South African writer Bessie Head (1937-1986) lived and worked in exile in Botswana and knew from personal experience many different faces of oppression. Her novels constitute deep and complex analyses of the mechanisms of oppression, yet at the same time envision radically new and empowering strategies for liberation.
This thesis examines how liberation is conceptualised and inscribed in Head s debut novel When Rain Clouds Gather (1969) - a story in which a small Botswana community undergoes a political, material and ideological revolution by virtue of a new community agricultural project in the year of Botswana s transition to independence.
In the first section I explore the political, material and ideological dimensions of liberation as they figure in and around this community project. Participatory work practices and co-operative decision making structures are seen to be a democratic replacement for feudal institutions of power. Co-operatives also form the basis for new agricultural practices where a more holistic and nurturing relationship to the land serves to provide the community with a more sustainable livelihood. Fundamental to these broader changes is a new social ethic of solidarity and generosity.

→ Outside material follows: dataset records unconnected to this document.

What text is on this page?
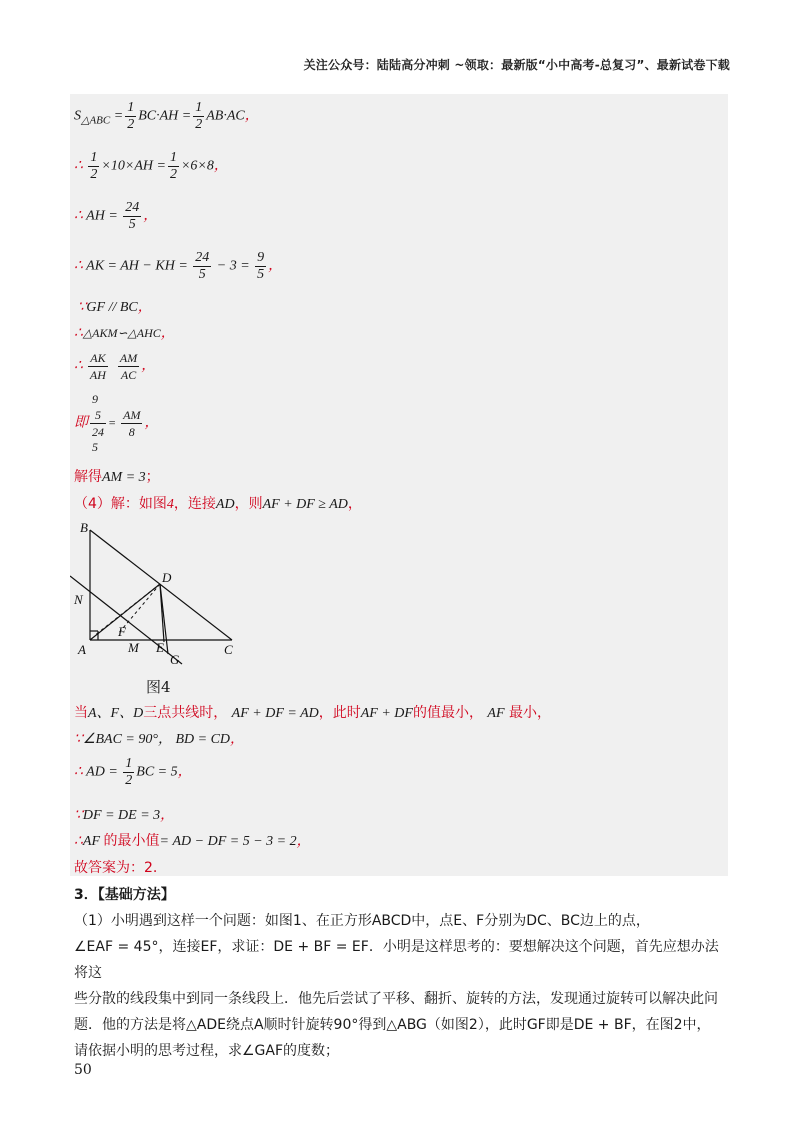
关注公众号：陆陆高分冲刺 ~领取：最新版“小中高考-总复习”、最新试卷下载
$S_{\triangle ABC} = \frac{1}{2} BC\cdot AH = \frac{1}{2} AB\cdot AC$，
∴ $\frac{1}{2} \times 10\times AH = \frac{1}{2} \times 6\times 8$，
∴ AH = $\frac{24}{5}$ ，
∴ AK = AH − KH = $\frac{24}{5} - 3 = \frac{9}{5}$ ，
∵GF // BC，
∴△AKM∽△AHC，
∴ $\frac{AK}{AH}$
$\frac{AM}{AC}$ ，
9
即 $\frac{5}{24} = \frac{AM}{8}$ ，
5
解得AM = 3；
（4）解：如图4，连接AD，则AF + DF ≥ AD，
B
N
D
F
A	M E
G
C
图4
当A、F、D三点共线时， AF + DF = AD，此时AF + DF的值最小， AF 最小，
∵∠BAC = 90°， BD = CD，
∴ AD = $\frac{1}{2}$ BC = 5，
∵DF = DE = 3，
∴AF 的最小值= AD − DF = 5 − 3 = 2，
故答案为：2.
3．【基础方法】
（1）小明遇到这样一个问题：如图1、在正方形ABCD中，点E、F分别为DC、BC边上的点，
∠EAF = 45°，连接EF，求证：DE + BF = EF．小明是这样思考的：要想解决这个问题，首先应想办法将这
些分散的线段集中到同一条线段上．他先后尝试了平移、翻折、旋转的方法，发现通过旋转可以解决此问
题．他的方法是将△ADE绕点A顺时针旋转90°得到△ABG（如图2），此时GF即是DE + BF，在图2中，
请依据小明的思考过程，求∠GAF的度数；
50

In the second section I examine how liberation is inscribed in the literary form of the novel. Oral and mythic elements, symbolism and metaphors, and transgressions of archetypes and genre combine to both realise the novel s political project, and, create liberated spaces in the text for dream and imagination.
In the last section I explore how these dimensions combine to produce a unique conception of liberation in so far as it is constituted by a form of reconciliation . A reconciled community in which hierarchical dichotomies have been broken down, the individual is reconciled to all elements of the self, and different genres and life-spheres have been brought together, is presented by Head as a truly liberated society - one where difference can be celebrated. The driving force behind this movement towards reconciliation and liberation is love. Head identifies love as the single most important factor in the achievement of comprehensive liberation - a liberation that is at once material and political, ideological and artistic. Through love the individual can liberate herself and this then forms the basis for a liberated community.